The Cellar, Oxford
12th August 2002
Electronic diversity at this month’s Trailerpark: a first act starting acoustically only to end with DJs and breakbeats, a second act assaulting the audience with electronic madness, and a third act mixing laptop-generated sounds with live bass, all jaggedly enveloped with DJing from Oli and Sleeve.
Blunt Instruments started simply as a voice-guitar duo, Lewis Cutler’s soulful vocal acrobatics neatly complementing Simon Reynolds’ blues-funk chord style. After 2 songs, random hiphop breakbeats from the DJs sped up the fusion, and Lewis’ versatile voice coped well, nearly rapping in some places. They lacked their sax player and rapper but the latter was present on record, if slightly out of synch. However, their slick merging of genres made their short set work well live. Ill beats and blunt vocals? Not quite.

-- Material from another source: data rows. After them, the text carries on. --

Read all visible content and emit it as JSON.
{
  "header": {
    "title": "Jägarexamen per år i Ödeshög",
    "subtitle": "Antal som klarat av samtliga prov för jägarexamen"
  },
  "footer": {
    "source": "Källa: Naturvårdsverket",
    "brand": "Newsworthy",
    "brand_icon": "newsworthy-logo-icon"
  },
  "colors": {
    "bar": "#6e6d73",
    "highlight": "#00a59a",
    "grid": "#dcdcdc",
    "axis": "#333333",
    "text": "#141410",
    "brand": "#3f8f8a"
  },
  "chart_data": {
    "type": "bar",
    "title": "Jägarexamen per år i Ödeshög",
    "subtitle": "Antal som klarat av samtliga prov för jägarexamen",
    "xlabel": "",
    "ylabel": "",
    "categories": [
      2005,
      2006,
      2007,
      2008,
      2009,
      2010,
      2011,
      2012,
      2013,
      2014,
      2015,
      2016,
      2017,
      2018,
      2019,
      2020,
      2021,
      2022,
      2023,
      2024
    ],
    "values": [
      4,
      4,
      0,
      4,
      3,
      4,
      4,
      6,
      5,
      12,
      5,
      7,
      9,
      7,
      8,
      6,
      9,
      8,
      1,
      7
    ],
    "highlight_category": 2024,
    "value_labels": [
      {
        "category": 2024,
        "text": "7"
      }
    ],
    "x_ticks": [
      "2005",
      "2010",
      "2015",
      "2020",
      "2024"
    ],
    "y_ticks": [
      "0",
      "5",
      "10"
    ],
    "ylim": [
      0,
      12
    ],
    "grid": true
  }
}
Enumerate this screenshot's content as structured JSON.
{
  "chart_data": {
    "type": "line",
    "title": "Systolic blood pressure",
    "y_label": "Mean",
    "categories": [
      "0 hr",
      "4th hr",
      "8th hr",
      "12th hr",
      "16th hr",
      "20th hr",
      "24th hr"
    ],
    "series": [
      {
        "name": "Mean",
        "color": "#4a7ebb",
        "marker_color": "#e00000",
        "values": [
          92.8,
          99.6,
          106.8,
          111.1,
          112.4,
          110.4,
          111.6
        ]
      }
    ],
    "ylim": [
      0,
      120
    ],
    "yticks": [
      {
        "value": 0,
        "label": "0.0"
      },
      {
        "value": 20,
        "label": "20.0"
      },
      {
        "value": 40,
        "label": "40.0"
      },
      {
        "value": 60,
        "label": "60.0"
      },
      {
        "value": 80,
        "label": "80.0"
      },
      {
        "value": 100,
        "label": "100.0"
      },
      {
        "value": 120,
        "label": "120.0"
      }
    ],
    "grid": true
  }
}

After a short interlude of Kraftwerk and Squarepusher came the night’s star – Nervous Testpilot, AKA the Paul Taylor Node. His eclectic mix of frenetic beats and diverse samples mostly baffled the audience, but couldn’t fail to charm. With tracks starting with cut up voice samples and ending like Tubular Bells in a car crash, the insanity was coherent: melodic percussion and rhythmic melodies weaved in and out to create a diverse, intriguing and original soundscape. The live performance of his Super Mario Bros theme remix was an ambush of drumnbass programming and every effect, transformation, and sample you could think of.
Unfortunately, Cumulonimbus weren’t so captivating. Their basic set-up – live bass guitar, laptop with sequencer and keyboard sampler – combined beautifully to laid-back drumnbass effect for the first track; unfortunately, the point was laboured somewhat as they overindulgently repeated the same formula for over an hour, with little variation, especially with the monotonous overuse of the Roland 909 snare. A promising start yielded disappointing results, and ate into Oli and Sleeve’s DJing time. However, with a little more imagination and creativity, as displayed by the night’s other acts, they could excel.